Trotzdem hofft García auf die Demonstration. »Sie hat einen neuen Ansatz gefunden«, meint die Aktivistin: »In die Vorbereitung wurden migrantische Gruppen wie 15M Berlin stark mit einbezogen«. Für García ist die Verbindung der Anti-Austeritätsproteste mit den Flüchtlingskämpfen ein logischer Schritt. Schließlich hätten beide Kämpfe einen gemeinsamen Feind: Die EU und ihre unsoziale Politik.
Die Aktivisten von 15M Berlin müssen nicht lange suchen, um Betroffene der europäischen Krisenpolitik zu finden. In der Plattform »People in Movement« arbeiten die Exilspanier zu den Folgen eines neuen Gesetzes für EU-Migranten. Seit Ende vergangenen Jahres müssen Zugezogene aus EU-Mitgliedsstaaten Deutschland verlassen, wenn sie länger als sechs Monate arbeitslos sind. »Das ist ein Problem, weil du natürlich nach fünf Monaten ohne Arbeit jeden Job annimmst, auch wenn er sehr schlecht bezahlt ist. Nur, um nicht wegziehen zu müssen«, erklärt García. Das führe dann dazu, dass Knebelverträge unterschrieben würden. In der gewerkschaftlichen Aktionsgruppe G.A.S. arbeitet 15M Berlin mit spanischen Pflegerinnen, die 6000 Euro Strafe zahlen müssen, wenn sie ihren Arbeitsvertrag vor Ablauf von zwei Jahren kündigen wollen. Für García nicht nur ein Problem der Migranten: »Das hat Folgen für die deutschen Pflegekräfte, denn das schafft Arbeitsdruck und Konkurrenz. Wir können nur zusammen gegen die prekären Verhältnisse kämpfen. Das soll unser Bewegungsblock am 20. Juni ausdrücken.«
Das spanische »Sie repräsentieren uns nicht!« hallt in diesem Block nach: In ihrem Aufruf setzen die Bewegungsaktivisten im Kampf gegen die EU vor allem auf sich selbst. Offenbar klafft zwischen Bewegung und LINKE eine größere Lücke als zu SYRIZA oder Podemos. Vorreiter für die Schließung dieser Lücke sind vor allem die neuen Bürgerplattformen der spanischen Regionalwahlen wie Barcelona En Comú (Barcelona gemeinsam). Hier kamen Kandidaten verschiedener Parteien und Initiativen zusammen, ihre politischen Vorschläge wurden zuvor in verschiedenen partizipativen Prozessen erarbeitet. Direkte Demokratie in Europa.

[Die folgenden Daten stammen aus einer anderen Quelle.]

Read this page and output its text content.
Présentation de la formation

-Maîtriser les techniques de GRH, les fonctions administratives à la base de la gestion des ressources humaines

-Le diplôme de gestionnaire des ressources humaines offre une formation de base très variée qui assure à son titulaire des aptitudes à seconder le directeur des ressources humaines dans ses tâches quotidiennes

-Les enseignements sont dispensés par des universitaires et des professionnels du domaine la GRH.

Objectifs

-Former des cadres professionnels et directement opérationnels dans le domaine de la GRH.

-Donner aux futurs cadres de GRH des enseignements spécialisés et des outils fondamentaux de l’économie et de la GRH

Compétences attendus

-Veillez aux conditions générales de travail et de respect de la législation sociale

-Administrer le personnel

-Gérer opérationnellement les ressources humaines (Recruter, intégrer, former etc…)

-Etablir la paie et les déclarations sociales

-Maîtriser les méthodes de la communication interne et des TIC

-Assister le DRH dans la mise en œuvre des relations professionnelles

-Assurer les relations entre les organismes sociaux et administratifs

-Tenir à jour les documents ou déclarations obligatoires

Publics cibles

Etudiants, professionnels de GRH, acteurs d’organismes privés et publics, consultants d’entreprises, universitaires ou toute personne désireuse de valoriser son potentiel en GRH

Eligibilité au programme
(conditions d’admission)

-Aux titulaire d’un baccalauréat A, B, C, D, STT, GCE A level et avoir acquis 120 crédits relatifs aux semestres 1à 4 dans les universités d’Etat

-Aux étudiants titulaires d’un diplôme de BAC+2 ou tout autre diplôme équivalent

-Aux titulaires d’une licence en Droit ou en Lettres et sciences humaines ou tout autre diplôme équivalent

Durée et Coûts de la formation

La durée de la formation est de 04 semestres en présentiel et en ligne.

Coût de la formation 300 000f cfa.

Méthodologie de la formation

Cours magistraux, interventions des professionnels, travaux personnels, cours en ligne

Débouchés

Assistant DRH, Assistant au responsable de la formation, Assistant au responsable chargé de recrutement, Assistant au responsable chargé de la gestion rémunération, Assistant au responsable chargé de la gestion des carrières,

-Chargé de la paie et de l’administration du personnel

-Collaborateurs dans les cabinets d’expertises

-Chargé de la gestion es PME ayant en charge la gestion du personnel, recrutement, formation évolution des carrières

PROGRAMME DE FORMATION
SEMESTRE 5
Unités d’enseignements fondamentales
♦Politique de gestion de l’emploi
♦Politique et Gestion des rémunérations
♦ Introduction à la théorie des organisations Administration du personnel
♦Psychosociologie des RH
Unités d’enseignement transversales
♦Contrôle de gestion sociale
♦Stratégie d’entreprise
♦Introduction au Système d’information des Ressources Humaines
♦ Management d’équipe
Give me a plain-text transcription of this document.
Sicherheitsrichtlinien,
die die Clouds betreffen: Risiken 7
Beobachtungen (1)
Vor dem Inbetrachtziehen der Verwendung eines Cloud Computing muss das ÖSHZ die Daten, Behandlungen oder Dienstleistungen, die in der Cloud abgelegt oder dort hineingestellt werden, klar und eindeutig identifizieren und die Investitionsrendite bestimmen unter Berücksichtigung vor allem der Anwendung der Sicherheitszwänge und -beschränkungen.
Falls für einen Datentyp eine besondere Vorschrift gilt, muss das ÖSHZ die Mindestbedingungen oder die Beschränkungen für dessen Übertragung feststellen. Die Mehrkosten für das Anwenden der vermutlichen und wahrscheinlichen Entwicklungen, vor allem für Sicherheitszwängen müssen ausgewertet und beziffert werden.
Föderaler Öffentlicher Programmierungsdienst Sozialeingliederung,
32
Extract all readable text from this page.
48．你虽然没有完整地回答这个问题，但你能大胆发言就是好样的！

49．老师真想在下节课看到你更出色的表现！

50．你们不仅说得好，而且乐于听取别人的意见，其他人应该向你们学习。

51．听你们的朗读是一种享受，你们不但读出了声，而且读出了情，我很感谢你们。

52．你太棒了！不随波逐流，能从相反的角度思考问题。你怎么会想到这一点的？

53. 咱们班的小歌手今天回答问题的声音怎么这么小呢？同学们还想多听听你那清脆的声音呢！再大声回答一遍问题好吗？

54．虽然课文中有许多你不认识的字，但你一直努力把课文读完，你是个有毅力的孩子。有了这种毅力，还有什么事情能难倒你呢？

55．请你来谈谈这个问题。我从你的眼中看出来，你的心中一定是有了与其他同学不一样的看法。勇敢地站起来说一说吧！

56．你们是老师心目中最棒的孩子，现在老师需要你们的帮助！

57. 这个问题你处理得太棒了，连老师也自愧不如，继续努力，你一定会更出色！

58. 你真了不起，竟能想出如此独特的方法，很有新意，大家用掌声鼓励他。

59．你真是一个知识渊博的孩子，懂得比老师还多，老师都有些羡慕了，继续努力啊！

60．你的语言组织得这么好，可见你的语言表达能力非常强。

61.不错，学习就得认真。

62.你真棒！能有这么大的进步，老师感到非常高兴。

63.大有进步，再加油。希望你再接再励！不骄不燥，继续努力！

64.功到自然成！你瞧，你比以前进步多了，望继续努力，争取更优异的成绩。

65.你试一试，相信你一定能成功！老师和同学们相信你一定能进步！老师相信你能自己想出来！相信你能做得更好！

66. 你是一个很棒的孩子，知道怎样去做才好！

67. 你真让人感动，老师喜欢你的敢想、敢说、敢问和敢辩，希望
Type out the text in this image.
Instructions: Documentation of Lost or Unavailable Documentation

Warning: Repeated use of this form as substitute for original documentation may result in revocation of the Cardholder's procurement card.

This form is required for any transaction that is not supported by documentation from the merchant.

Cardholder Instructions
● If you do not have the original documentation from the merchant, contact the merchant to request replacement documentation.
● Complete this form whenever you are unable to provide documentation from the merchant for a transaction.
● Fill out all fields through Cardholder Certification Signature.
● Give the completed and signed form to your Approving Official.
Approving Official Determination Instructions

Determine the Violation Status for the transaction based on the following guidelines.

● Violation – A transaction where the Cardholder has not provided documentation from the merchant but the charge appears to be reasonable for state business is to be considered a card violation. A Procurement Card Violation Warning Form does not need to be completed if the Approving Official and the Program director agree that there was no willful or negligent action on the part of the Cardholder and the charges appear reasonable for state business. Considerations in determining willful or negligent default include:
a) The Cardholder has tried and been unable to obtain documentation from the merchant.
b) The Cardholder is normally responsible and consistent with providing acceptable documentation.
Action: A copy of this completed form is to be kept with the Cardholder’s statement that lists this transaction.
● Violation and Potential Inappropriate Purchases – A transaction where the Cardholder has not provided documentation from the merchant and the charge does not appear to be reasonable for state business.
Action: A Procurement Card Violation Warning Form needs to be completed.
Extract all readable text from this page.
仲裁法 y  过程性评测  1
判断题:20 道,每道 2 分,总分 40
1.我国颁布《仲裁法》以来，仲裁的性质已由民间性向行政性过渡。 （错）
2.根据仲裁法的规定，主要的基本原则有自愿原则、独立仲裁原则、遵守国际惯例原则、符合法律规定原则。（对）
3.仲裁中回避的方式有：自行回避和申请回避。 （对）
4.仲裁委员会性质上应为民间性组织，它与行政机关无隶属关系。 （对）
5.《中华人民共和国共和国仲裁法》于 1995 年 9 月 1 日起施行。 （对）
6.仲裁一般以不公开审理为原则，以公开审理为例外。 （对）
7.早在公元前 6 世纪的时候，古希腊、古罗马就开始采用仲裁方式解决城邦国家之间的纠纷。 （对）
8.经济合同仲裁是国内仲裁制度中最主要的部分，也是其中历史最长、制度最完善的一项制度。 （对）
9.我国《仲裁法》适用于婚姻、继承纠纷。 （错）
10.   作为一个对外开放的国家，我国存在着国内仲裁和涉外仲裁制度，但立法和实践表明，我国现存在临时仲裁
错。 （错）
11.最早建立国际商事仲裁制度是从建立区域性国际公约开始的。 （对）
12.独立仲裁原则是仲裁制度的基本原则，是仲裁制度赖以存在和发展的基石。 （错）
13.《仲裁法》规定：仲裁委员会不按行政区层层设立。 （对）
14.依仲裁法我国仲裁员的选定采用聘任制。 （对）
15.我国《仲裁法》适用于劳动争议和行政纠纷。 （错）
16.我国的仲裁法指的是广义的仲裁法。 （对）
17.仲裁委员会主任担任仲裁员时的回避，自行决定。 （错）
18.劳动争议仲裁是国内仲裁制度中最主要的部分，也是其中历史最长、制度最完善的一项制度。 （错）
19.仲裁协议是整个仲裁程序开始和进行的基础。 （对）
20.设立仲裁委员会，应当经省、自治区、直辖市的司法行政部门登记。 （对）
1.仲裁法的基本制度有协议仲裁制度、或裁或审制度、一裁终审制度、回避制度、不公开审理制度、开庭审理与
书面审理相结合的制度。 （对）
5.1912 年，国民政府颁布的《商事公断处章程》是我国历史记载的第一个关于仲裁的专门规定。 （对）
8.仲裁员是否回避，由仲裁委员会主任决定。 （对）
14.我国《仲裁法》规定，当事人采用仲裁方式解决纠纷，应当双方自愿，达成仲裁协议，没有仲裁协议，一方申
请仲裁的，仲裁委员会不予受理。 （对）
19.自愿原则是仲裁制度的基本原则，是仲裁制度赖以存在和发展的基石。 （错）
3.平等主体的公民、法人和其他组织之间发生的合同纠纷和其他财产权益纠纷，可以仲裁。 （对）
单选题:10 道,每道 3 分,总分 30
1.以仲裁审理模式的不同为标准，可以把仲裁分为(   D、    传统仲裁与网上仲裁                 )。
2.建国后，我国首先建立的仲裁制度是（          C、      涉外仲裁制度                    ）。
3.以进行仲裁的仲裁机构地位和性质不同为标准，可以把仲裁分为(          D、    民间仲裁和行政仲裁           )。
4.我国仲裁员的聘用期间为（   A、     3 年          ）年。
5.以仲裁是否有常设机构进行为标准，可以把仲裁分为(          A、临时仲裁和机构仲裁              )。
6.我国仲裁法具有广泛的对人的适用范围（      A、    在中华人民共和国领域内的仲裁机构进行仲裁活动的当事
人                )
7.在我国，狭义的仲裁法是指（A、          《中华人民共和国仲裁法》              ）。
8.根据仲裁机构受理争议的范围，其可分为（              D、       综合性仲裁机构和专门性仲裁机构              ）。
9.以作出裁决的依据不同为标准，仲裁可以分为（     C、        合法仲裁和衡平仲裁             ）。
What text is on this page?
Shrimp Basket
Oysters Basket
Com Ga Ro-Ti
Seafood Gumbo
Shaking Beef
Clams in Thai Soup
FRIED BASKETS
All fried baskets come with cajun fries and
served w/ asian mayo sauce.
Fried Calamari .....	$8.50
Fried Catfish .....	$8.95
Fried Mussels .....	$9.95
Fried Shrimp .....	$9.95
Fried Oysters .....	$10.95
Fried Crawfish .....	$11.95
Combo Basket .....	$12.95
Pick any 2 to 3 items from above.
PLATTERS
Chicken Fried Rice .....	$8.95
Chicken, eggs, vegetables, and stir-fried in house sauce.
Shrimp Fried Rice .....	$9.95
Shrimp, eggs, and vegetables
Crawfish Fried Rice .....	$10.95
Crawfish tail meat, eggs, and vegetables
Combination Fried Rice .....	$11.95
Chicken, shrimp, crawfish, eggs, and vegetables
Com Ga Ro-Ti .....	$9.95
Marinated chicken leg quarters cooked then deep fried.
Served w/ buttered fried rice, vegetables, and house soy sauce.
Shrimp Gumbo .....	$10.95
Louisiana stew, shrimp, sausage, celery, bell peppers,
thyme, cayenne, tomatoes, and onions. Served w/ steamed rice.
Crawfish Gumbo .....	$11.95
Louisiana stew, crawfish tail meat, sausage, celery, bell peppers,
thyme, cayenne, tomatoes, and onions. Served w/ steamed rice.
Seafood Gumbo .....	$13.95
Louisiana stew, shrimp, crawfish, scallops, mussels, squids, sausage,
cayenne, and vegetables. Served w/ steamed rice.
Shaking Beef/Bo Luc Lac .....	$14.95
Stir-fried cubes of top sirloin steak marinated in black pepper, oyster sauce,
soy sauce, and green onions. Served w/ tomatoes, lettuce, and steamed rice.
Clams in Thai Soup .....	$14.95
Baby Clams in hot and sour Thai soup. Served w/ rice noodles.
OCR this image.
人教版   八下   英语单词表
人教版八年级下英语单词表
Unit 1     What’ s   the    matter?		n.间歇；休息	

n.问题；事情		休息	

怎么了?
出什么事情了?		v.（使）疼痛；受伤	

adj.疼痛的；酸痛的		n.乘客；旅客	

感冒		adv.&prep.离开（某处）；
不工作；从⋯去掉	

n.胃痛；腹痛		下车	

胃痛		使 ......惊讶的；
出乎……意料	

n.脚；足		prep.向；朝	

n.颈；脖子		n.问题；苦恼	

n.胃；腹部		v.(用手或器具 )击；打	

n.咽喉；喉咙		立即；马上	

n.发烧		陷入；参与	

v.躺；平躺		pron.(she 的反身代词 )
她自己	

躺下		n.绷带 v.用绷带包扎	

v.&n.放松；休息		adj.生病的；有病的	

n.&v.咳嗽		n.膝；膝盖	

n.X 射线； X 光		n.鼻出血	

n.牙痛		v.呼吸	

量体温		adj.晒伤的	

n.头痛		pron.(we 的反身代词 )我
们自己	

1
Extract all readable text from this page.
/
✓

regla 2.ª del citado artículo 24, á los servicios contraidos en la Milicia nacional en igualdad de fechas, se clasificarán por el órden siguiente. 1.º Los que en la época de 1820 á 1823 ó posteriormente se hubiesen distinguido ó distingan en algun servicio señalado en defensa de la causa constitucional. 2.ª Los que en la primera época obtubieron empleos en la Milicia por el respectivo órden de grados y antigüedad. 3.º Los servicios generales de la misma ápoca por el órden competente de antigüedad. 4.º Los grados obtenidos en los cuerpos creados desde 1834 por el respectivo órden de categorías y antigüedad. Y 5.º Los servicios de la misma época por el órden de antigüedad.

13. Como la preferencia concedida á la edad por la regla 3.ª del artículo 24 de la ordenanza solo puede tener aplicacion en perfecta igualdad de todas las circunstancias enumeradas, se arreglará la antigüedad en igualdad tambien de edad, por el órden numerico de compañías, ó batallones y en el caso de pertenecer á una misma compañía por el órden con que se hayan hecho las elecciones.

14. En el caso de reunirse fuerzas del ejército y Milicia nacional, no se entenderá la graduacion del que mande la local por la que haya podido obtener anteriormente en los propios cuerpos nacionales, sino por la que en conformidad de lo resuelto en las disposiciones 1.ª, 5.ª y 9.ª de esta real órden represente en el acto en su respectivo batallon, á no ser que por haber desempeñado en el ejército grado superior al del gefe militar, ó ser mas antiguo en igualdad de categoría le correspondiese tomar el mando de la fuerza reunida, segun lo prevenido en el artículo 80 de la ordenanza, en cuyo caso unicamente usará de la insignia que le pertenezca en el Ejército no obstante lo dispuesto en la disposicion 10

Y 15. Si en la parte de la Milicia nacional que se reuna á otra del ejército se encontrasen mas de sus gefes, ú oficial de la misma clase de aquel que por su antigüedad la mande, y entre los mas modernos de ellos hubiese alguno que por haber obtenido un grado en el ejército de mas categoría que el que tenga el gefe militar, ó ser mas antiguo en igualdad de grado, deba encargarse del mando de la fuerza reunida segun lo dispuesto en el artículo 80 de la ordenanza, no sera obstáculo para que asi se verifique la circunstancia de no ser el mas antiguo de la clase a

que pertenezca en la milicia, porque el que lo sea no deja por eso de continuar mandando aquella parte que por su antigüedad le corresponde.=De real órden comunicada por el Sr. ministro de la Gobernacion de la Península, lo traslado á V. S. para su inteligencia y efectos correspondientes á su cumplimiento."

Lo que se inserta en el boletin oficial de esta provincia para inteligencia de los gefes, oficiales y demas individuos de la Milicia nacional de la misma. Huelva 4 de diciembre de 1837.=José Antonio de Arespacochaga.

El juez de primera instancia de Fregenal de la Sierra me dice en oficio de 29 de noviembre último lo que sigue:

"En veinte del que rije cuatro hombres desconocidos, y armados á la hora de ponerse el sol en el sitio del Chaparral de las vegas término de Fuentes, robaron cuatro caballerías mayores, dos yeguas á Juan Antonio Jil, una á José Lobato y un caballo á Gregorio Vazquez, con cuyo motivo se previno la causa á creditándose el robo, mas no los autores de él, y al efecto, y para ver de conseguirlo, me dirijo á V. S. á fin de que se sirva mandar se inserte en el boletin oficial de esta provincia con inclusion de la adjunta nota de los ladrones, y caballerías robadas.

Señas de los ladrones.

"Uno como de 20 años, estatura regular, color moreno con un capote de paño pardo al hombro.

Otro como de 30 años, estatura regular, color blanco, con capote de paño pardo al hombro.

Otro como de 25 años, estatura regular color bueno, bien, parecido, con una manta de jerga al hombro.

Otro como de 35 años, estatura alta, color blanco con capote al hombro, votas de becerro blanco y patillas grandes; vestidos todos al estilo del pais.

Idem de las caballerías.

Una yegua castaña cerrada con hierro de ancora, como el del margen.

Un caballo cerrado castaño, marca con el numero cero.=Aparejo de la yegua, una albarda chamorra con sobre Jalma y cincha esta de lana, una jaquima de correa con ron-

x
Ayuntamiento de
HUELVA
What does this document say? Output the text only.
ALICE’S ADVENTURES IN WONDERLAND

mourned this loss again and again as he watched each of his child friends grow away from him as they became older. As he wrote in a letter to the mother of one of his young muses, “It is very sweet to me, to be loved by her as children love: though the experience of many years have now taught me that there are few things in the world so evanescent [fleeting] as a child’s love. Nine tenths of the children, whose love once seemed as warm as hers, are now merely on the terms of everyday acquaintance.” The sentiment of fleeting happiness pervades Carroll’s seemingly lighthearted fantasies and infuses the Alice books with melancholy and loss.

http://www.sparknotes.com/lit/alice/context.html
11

Von den spanischen Parlamentswahlen im Herbst erhofft sich García aber nicht so viel: »Ich weiß nicht, ob Podemos eine ernsthafte Chance hat, zu gewinnen. Es gibt nicht unbedingt eine Mehrheit für einen Systemwechsel in Spanien.« Außerdem sei Podemos eine spanische Partei - sie, García, sei jedoch Katalanin! Und die katalanische CUP (Candidatur d›Unitat Popular - Kandidatur der Volkseinheit) arbeite schon seit 1986 mit Basisversammlungen. Eine Idee, die mit 15M nicht nur auf Spanien übertragen werde, sondern mit den 15M-Aktivisten inzwischen nach ganz Europa emigriere.